All these platforms are making this kind of impact in large part because they run on devices powered by one company: ARM. They match the above description, as a purveyor of intellectual property with virtual design and fabrication allies. ARM processors power social computing.

ARM’s technology does one thing better right now: it puts intelligent use in a person’s hand. The ARM approach is unique in that most tasks can be done in less than 1W, and some very complex things can be done in less than 2W – which correspond to the points of interest for smartphones and tablets respectively.

A vibrant ecosystem is an understatement, and it’s building smartphone and tablet momentum. Apple’s epic success, driven by dual Cortex-A9 cores in their A5 processor, is fueling a whole new set of changes driven by BYOD and consumer trends like mHealth and the “quantified self”. Qualcomm, about to set a new bar with their Krait implementation of the ARM instruction set, has taken a lead in smartphone processing innovation.
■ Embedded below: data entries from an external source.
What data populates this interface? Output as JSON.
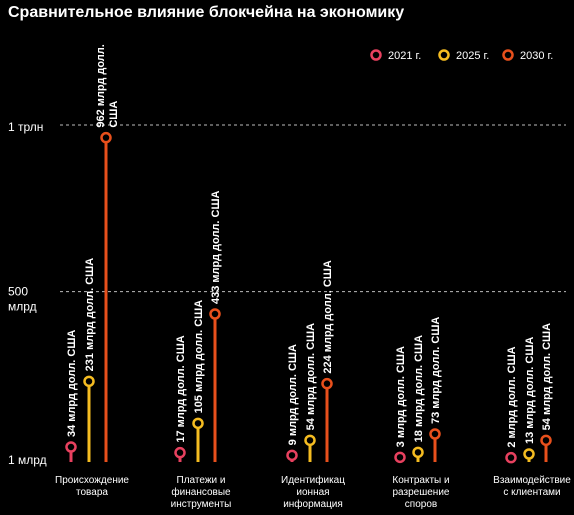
{
  "chart_data": {
    "type": "lollipop",
    "title": "Сравнительное влияние блокчейна на экономику",
    "y_ticks": [
      {
        "label": "1 трлн",
        "value": 1000
      },
      {
        "label": "500 млрд",
        "value": 500
      },
      {
        "label": "1 млрд",
        "value": 1
      }
    ],
    "ylim": [
      1,
      1000
    ],
    "grid": true,
    "legend_position": "top-right",
    "series": [
      {
        "name": "2021 г.",
        "color": "#e8415f"
      },
      {
        "name": "2025 г.",
        "color": "#f5bc21"
      },
      {
        "name": "2030 г.",
        "color": "#e8501c"
      }
    ],
    "categories": [
      {
        "label": [
          "Происхождение",
          "товара"
        ],
        "values": [
          34,
          231,
          962
        ],
        "labels": [
          [
            "34 млрд долл. США"
          ],
          [
            "231 млрд долл. США"
          ],
          [
            "962 млрд долл.",
            "США"
          ]
        ]
      },
      {
        "label": [
          "Платежи и",
          "финансовые",
          "инструменты"
        ],
        "values": [
          17,
          105,
          433
        ],
        "labels": [
          [
            "17 млрд долл. США"
          ],
          [
            "105 млрд долл. США"
          ],
          [
            "433 млрд долл. США"
          ]
        ]
      },
      {
        "label": [
          "Идентификац",
          "ионная",
          "информация"
        ],
        "values": [
          9,
          54,
          224
        ],
        "labels": [
          [
            "9 млрд долл. США"
          ],
          [
            "54 млрд долл. США"
          ],
          [
            "224 млрд долл. США"
          ]
        ]
      },
      {
        "label": [
          "Контракты и",
          "разрешение",
          "споров"
        ],
        "values": [
          3,
          18,
          73
        ],
        "labels": [
          [
            "3 млрд долл. США"
          ],
          [
            "18 млрд долл. США"
          ],
          [
            "73 млрд долл. США"
          ]
        ]
      },
      {
        "label": [
          "Взаимодействие",
          "с клиентами"
        ],
        "values": [
          2,
          13,
          54
        ],
        "labels": [
          [
            "2 млрд долл. США"
          ],
          [
            "13 млрд долл. США"
          ],
          [
            "54 млрд долл. США"
          ]
        ]
      }
    ]
  }
}
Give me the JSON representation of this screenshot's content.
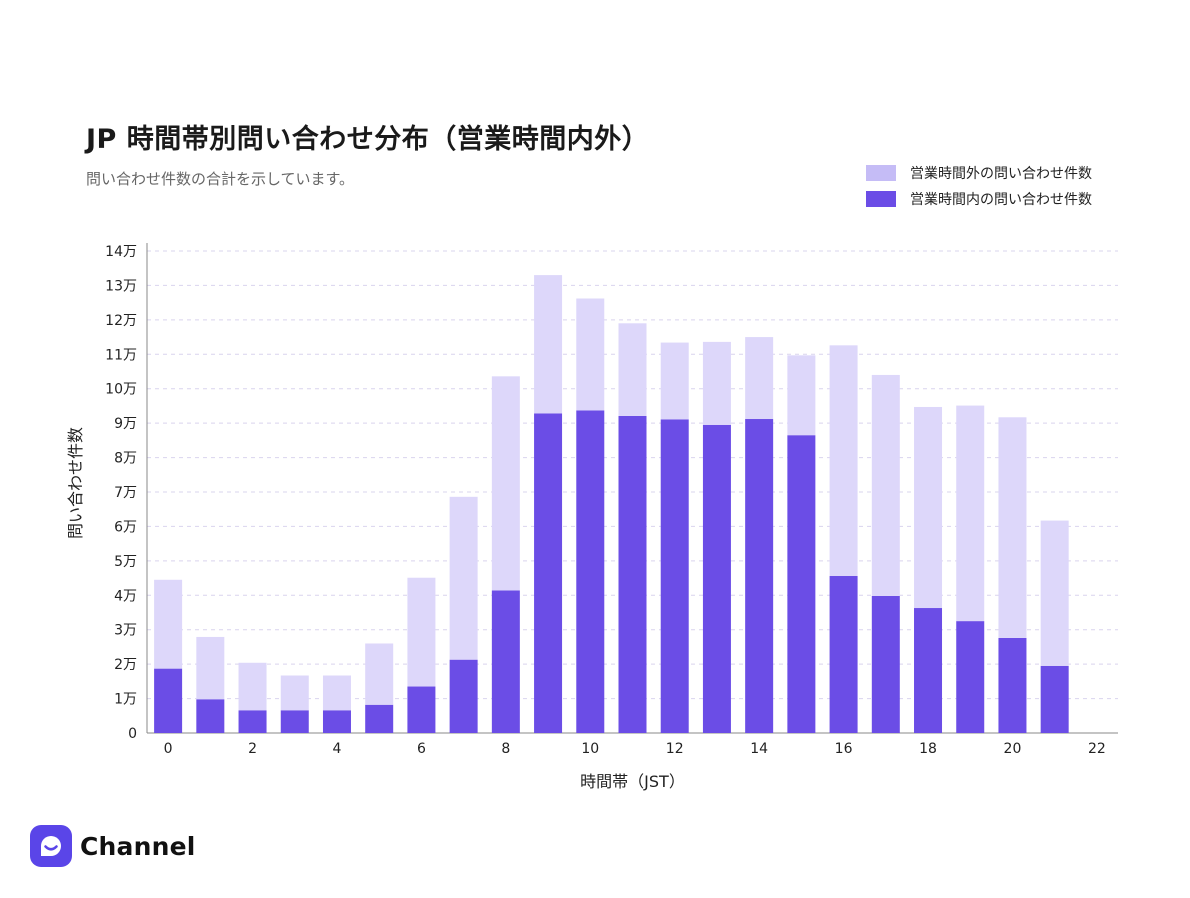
{
  "header": {
    "title": "JP 時間帯別問い合わせ分布（営業時間内外）",
    "subtitle": "問い合わせ件数の合計を示しています。"
  },
  "brand": {
    "name": "Channel",
    "color": "#5a45e8"
  },
  "chart_data": {
    "type": "bar",
    "stacked": true,
    "xlabel": "時間帯（JST）",
    "ylabel": "問い合わせ件数",
    "ylim": [
      0,
      140000
    ],
    "y_ticks": [
      0,
      10000,
      20000,
      30000,
      40000,
      50000,
      60000,
      70000,
      80000,
      90000,
      100000,
      110000,
      120000,
      130000,
      140000
    ],
    "y_tick_labels": [
      "0",
      "1万",
      "2万",
      "3万",
      "4万",
      "5万",
      "6万",
      "7万",
      "8万",
      "9万",
      "10万",
      "11万",
      "12万",
      "13万",
      "14万"
    ],
    "categories": [
      "0",
      "1",
      "2",
      "3",
      "4",
      "5",
      "6",
      "7",
      "8",
      "9",
      "10",
      "11",
      "12",
      "13",
      "14",
      "15",
      "16",
      "17",
      "18",
      "19",
      "20",
      "21",
      "22"
    ],
    "x_tick_labels": [
      "0",
      "",
      "2",
      "",
      "4",
      "",
      "6",
      "",
      "8",
      "",
      "10",
      "",
      "12",
      "",
      "14",
      "",
      "16",
      "",
      "18",
      "",
      "20",
      "",
      "22"
    ],
    "grid": true,
    "legend_position": "top-right",
    "series": [
      {
        "name": "営業時間内の問い合わせ件数",
        "color": "#6b4de6",
        "values": [
          18700,
          9800,
          6600,
          6600,
          6600,
          8200,
          13500,
          21300,
          41400,
          92800,
          93700,
          92100,
          91100,
          89500,
          91200,
          86500,
          45600,
          39800,
          36300,
          32500,
          27600,
          19500,
          0
        ]
      },
      {
        "name": "営業時間外の問い合わせ件数",
        "color": "#ddd7fa",
        "values": [
          25800,
          18100,
          13800,
          10100,
          10100,
          17800,
          31600,
          47300,
          62200,
          40200,
          32500,
          26900,
          22300,
          24100,
          23800,
          23200,
          67000,
          64200,
          58400,
          62600,
          64100,
          42200,
          0
        ]
      }
    ],
    "bar_totals": [
      44500,
      27900,
      20400,
      16700,
      16700,
      26000,
      45100,
      68600,
      103600,
      133000,
      126200,
      119000,
      113400,
      113600,
      115000,
      109700,
      112600,
      104000,
      94700,
      95100,
      91700,
      61700,
      0
    ]
  }
}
NVIDIA and Freescale have gone quad Cortex-A9, with NVIDIA rumored to have taken the socket in the next-gen Amazon Kindle Fire. TI and ST-Ericsson are on dual Cortex-A15, with first silicon just seeing the light of day. Microsoft, having swung the Windows 8 machine in the direction of ARM, is part of the equation – and we’re about to find out more about that February 29th at Mobile World Congress.

The upper right of ARM’s “Gods and Giants” roadmap shows new 64-bit cores, Atlas and Apollo, targeting 20nm implementations of ARMv8 with an eye on growing into the server market. Here the ecosystem isn’t as thriving yet, with names like AppliedMicro and Calxeda at the front. Crossing Intel’s Sandy Bridge in that direction may prove just as difficult as Intel coming across toward the smartphone side.

Where things are thriving is the center of the roadmap, for smartphones and tablets. They tipped their highly efficient Cortex-A7 core last fall, and is now looking deeply at a “big-little” processing approach where the A7 does all but the biggest tasks, with a Cortex-A15 dozing patiently until needed for brief heavy lifting. They’ve hinted at a similar big-little approach with two new graphics cores, Skrymir and Tyr, with few details so far. It seems they are looking at smooth, dynamic shifting between cores sized for the task instead of simply tossing more cores into the mix. It’s all about the 1W.

What do you think of the state of social computing, the idea of these as the new platforms, the contrast between ARM and Intel, and what’s on the horizon from ARM?